The Hillary line is about speeches, not politics. Even Republicans can admit that Obama and Bill Clinton are stellar orators. Hillary's speeches are copious and studied, but hardly rousing.

psandy
December 10th 2016


280 Comments


@david rephrase it perhaps.

also, album is a flaming barrel of trash in the alley of a rough neighborhood

Snake.
December 10th 2016


25250 Comments


The Hillary Clinton to Kendrick Lamar's Barack Obama, or Drake's Bill Clinton


the neoliberalism is off the charts

Sinternet
Contributing Reviewer
December 10th 2016


26569 Comments

Album Rating: 1.5

destroy the neoliberals

ripquill
December 10th 2016


150 Comments

Album Rating: 3.0

the flows are pretty sick and most of the instrumentation is nice. Lyrics are trash but i don't think really anyone expected them to be good.

AlexKzillion
December 11th 2016


17139 Comments


I felt the exact opposite tbh. His lyrics aren't necessarily bad imo as cliche, predictable, and overly straight-forward as they usually tend to be (especially for a guy who is praised for preserving "real hip hop"). He just delivers and presents them in like the most boring way possible. That being said, they're some very bad lyrical moments on here though.

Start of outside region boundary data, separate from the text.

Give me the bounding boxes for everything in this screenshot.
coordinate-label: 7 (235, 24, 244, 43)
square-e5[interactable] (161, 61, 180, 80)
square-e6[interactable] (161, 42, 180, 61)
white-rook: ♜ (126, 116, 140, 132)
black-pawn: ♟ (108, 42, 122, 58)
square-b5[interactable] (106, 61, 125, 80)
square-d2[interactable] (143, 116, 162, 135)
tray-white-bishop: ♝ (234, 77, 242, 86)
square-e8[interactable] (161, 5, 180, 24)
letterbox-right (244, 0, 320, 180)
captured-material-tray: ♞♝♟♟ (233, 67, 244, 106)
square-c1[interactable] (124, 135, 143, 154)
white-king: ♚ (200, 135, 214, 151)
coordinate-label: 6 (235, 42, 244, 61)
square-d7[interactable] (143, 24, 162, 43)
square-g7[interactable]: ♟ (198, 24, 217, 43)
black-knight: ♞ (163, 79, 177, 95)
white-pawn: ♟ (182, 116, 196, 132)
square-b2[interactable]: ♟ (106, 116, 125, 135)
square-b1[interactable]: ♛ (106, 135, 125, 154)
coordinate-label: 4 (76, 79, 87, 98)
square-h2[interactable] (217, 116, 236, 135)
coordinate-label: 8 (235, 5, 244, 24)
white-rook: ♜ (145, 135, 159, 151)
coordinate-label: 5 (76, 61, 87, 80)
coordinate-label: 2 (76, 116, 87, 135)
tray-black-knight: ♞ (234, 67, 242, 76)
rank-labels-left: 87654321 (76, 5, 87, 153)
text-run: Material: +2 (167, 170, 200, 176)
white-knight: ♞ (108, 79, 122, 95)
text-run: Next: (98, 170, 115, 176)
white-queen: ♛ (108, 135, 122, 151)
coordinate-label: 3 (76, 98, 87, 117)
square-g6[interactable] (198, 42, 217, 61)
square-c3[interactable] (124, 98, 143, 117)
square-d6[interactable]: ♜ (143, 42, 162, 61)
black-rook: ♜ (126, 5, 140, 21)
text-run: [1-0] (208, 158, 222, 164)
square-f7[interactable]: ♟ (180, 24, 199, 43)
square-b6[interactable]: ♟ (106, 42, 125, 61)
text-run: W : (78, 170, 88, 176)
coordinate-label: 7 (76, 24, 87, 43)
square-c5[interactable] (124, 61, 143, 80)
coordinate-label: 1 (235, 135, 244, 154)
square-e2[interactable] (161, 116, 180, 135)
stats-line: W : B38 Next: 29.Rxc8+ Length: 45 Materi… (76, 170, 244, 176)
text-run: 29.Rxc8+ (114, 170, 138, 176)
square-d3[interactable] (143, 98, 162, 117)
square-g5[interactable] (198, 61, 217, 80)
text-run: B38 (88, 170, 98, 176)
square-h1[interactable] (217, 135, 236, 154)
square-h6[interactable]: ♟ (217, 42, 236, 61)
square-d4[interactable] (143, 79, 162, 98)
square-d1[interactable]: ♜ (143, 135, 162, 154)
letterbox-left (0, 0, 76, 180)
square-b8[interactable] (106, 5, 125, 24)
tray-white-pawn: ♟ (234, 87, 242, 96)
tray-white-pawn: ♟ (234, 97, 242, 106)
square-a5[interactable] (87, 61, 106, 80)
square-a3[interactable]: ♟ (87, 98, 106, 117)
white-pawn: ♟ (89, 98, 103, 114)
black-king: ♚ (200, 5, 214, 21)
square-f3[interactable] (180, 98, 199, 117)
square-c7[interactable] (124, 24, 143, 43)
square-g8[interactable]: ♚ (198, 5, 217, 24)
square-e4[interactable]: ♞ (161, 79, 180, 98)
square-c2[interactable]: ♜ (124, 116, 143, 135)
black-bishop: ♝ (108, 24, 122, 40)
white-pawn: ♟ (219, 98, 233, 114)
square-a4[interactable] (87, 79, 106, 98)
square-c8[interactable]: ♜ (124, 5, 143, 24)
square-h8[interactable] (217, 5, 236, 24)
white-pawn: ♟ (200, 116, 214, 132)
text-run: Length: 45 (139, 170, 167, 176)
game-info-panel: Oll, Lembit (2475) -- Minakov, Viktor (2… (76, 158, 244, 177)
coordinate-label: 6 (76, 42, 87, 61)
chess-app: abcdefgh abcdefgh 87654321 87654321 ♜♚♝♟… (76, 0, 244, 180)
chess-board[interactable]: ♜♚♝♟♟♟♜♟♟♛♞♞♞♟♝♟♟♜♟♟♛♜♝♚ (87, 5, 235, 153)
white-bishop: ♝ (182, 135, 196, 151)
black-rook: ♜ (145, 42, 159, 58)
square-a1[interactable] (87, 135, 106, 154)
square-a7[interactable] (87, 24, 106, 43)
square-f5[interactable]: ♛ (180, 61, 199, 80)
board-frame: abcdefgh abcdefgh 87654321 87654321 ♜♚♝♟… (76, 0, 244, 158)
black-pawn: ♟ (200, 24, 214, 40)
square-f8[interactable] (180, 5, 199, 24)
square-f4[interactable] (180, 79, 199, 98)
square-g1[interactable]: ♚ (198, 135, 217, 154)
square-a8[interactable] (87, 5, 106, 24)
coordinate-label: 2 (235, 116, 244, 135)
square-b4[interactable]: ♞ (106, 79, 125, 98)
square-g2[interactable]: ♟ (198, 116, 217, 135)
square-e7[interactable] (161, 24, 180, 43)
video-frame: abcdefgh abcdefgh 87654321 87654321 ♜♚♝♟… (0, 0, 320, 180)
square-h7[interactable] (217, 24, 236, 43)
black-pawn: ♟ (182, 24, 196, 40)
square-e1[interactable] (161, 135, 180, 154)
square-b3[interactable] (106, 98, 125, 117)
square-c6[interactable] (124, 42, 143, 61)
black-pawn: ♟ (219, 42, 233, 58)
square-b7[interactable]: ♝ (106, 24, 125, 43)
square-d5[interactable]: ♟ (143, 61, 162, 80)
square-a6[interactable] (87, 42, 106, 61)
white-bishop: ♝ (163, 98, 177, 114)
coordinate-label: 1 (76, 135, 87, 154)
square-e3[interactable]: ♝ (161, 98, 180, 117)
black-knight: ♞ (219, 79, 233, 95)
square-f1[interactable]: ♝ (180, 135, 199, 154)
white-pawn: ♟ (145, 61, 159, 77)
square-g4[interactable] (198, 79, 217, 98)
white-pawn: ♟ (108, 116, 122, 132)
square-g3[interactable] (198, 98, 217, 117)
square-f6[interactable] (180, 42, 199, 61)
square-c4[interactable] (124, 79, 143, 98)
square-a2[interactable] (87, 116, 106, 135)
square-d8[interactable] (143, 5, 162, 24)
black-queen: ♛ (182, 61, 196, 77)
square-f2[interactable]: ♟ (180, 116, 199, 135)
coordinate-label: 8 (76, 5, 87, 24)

I think I have more of a problem with the beats here then I do with Cole's bars tbh.

Dylsexia
December 11th 2016


5 Comments


zzzzzzzzzzzzzzz

Ignimbrite
December 11th 2016


6869 Comments

Album Rating: 3.0

Of course y'all are the type of people to whine about the spooky neoliberals

glorybox94
December 12th 2016


1079 Comments

Album Rating: 3.5 | Sound Off

I think its tight. don't get all the hate

VaxXi
December 12th 2016


4418 Comments


Wow this went from being ok to being awful in a single track, what is even going on with Immortal?

davidwave4
January 13th 2017


93 Comments

Album Rating: 4.5

UPDATE: Now with 46-48% less neoliberalism.